Donner du sens pour éviter les situations de crise
Au quotidien, nous pouvons tous être confrontés à des situations dynamiques, complexes, incertaines et parfois risquées. Du fait de la limitation de nos capacités cognitives (Cherniak, 1986; Simon, 1996), nous ne pouvons pas tout analyser ni tout intégrer lors de ces évènements. En effet, nous percevons, nous interprétons, nous privilégions des connexions entre certains éléments pour agir (Norman, 1981, 1986). Ainsi, nous essayons de donner du sens à cette situation dynamique afin d’éviter la perte de contrôle et, ce faisant, les potentielles situations de crise qui pourraient en découler (Weick, 1988, 1995, 2009).
L'analyse de Christopher
En situation de crise, dans une tempête ou lors d’une avarie, notre attention se porte sur les sujets fondamentaux : rester en vie et maintenir le bateau à flots. Pour être fait de manière très intuitive, un focus se fait sur un nombre d’éléments restreints et fondamentaux de la situation à appréhender car la vitesse de réaction est importante. Par exemple, lorsque je me suis retrouvé à nager en apnée sous le filet de notre trimaran retourné, je n’avais qu’un seul objectif : nager dans une direction constante sans paniquer. Si j’avais pris le temps d’analyser la situation dans son ensemble, je ne serais probablement pour vous en parler !
Donner du sens pour comprendre
Lorsqu’un individu veut agir dans un environnement complexe, hautement dynamique, incertain et à haut risque, il aura besoin de temps pour donner du sens à ses interactions. Dans ce type de situations, il va construire une compréhension non-exhaustive et suffisante de la situation (Amalberti & Hoc, 1998). Cette construction de sens est dynamique et peut changer au fur et à mesure de l’évolution de la situation.
L'analyse de Christopher
Lorsqu’une situation météorologique extrêmement complexe se présente en mer, nous procédons à une hiérarchisation des éléments de notre check-list stratégique. Cela se fait de manière intuitive ou plus méthodique, en fonction du temps dont nous disposons pour décider. Rendre simple une situation complexe permet d’en extraire les items prépondérants pour décider vite et bien. Avoir des mots-clés (un peu comme des valeurs, des mantras) peut aider à garder un cap, une direction dans les différentes situations auxquelles nous faisons face. Simplicité, sécurité et économie sont par exemple des mots clés qui peuvent être précieux à avoir en tête au moment de trancher.
Klein et son processus de construction de sens
Klein, un auteur issu du courant de la Natural Decision Making, s’est particulièrement intéressé au processus de construction de sens à travers plusieurs recherches (Klein et al., 1993 ; Klein et al. 1986) qui lui ont permis de développer la théorie des interactions « données-cadre » (Klein et al., 2007). Il a développé le modèle RPD (le modèle de la Recognition Primed-Decision rend compte des décisions lentes et des décisions rapides) (Klein et al., 1997) qui nous intéresse spécialement chez MARSAIL car il permet d’expliquer comment les experts utilisent leurs connaissances et leurs expériences pour donner du sens aux situations qu’ils rencontrent en environnement dynamique, et aussi la façon dont ils prennent leurs décisions.

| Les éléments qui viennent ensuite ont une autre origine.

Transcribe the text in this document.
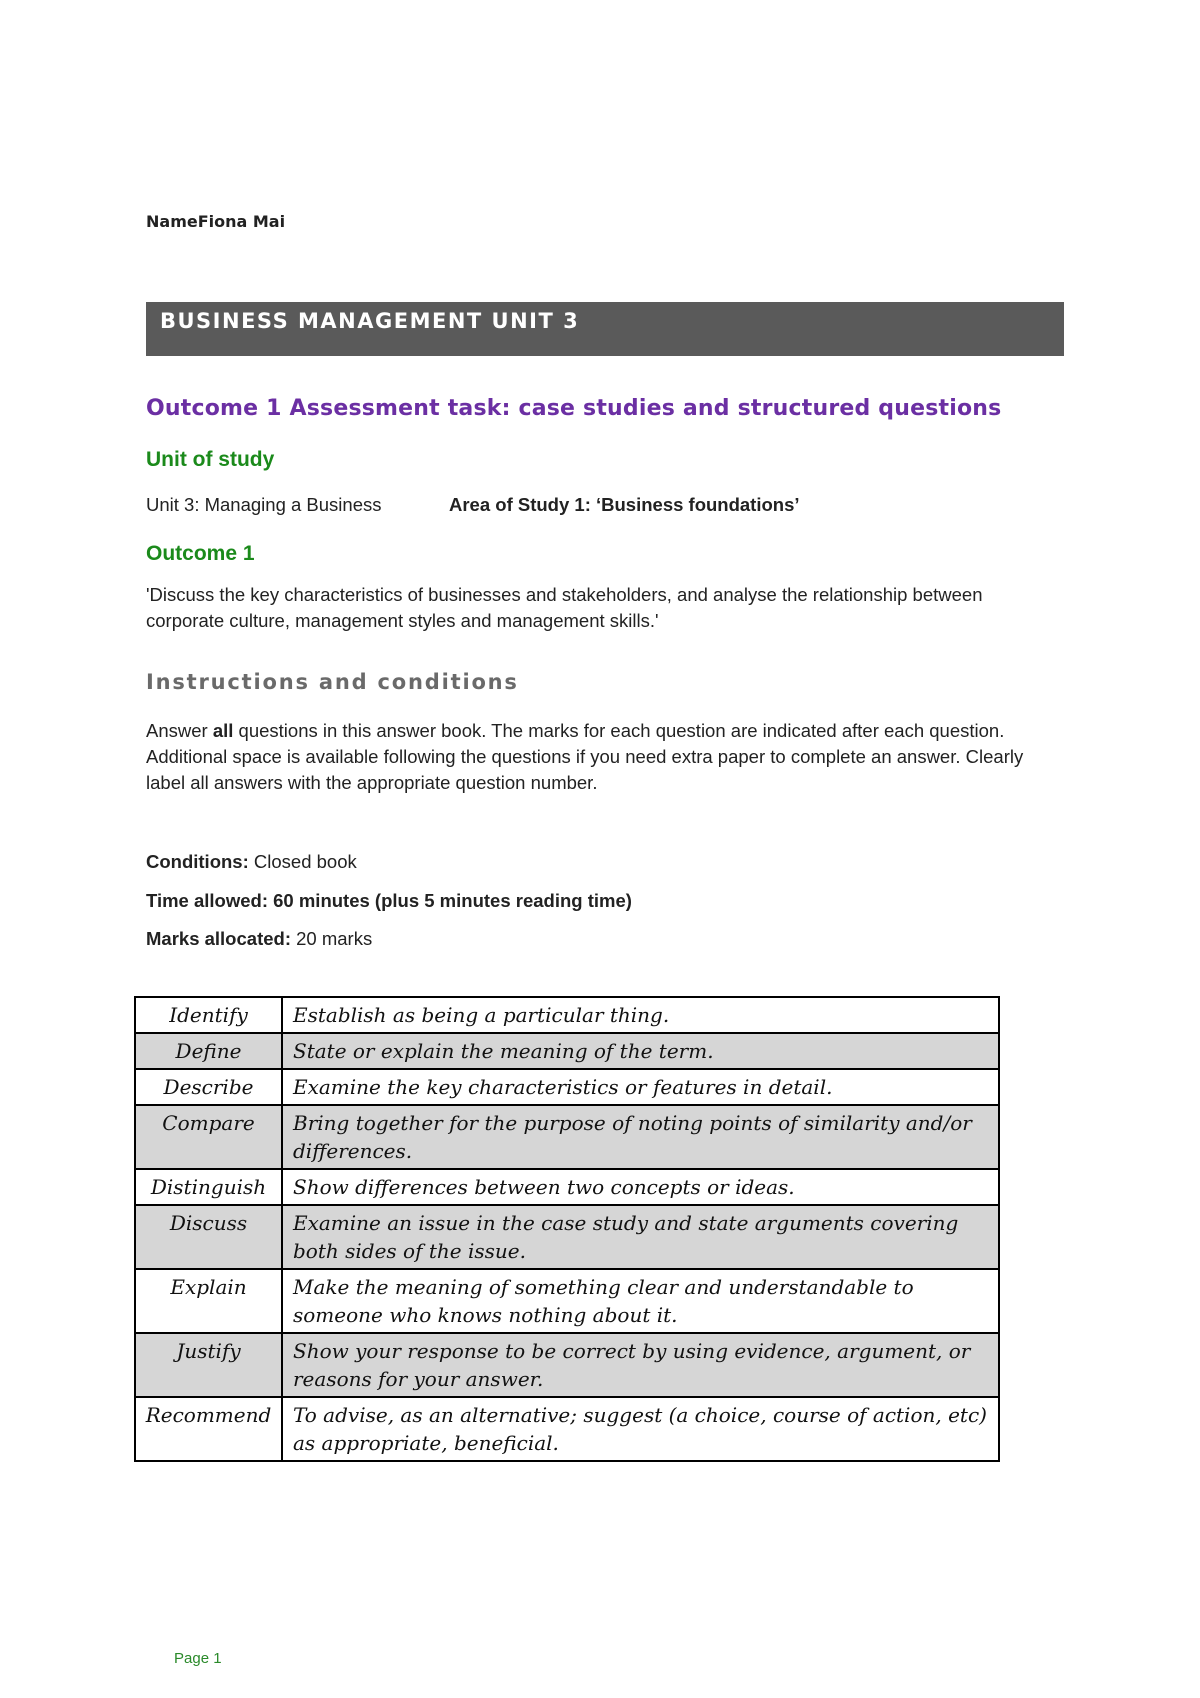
NameFiona Mai
BUSINESS MANAGEMENT UNIT 3
Outcome 1 Assessment task: case studies and structured questions
Unit of study
Unit 3: Managing a Business	Area of Study 1: ‘Business foundations’
Outcome 1
'Discuss the key characteristics of businesses and stakeholders, and analyse the relationship between corporate culture, management styles and management skills.'
Instructions and conditions
Answer all questions in this answer book. The marks for each question are indicated after each question. Additional space is available following the questions if you need extra paper to complete an answer. Clearly label all answers with the appropriate question number.
Conditions: Closed book
Time allowed: 60 minutes (plus 5 minutes reading time)
Marks allocated: 20 marks
Identify	Establish as being a particular thing.
Define	State or explain the meaning of the term.
Describe	Examine the key characteristics or features in detail.
Compare	Bring together for the purpose of noting points of similarity and/or differences.
Distinguish	Show differences between two concepts or ideas.
Discuss	Examine an issue in the case study and state arguments covering both sides of the issue.
Explain	Make the meaning of something clear and understandable to someone who knows nothing about it.
Justify	Show your response to be correct by using evidence, argument, or reasons for your answer.
Recommend	To advise, as an alternative; suggest (a choice, course of action, etc) as appropriate, beneficial.
Page 1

Ce modèle sera utilisé dans les prochaines expériences scientifiques en course au large que nous allons réaliser dans le cadre de nos projets de recherche & développement chez MARSAIL.
Pour aller plus loin
Amalberti, R., & Hoc, J-M. (1998), Analyse des activités cognitives en situation dynamique : pour quels buts ? Comment ? Le travail humain, 209-234.
Klein, G., Phillips, J. K., Rall, E. L., & Peluso, D.A. (2007); A data-frame theory of sensemaking. Expertise out of context : Proceedings of the sixth international conference on naturalistic decision making.
Macquet, A.-C., & Fleurance, P. (2006). Des modèles théoriques pour étudier l’activité de l’expert en sport. Movement Sport Sciences (2), 9-41.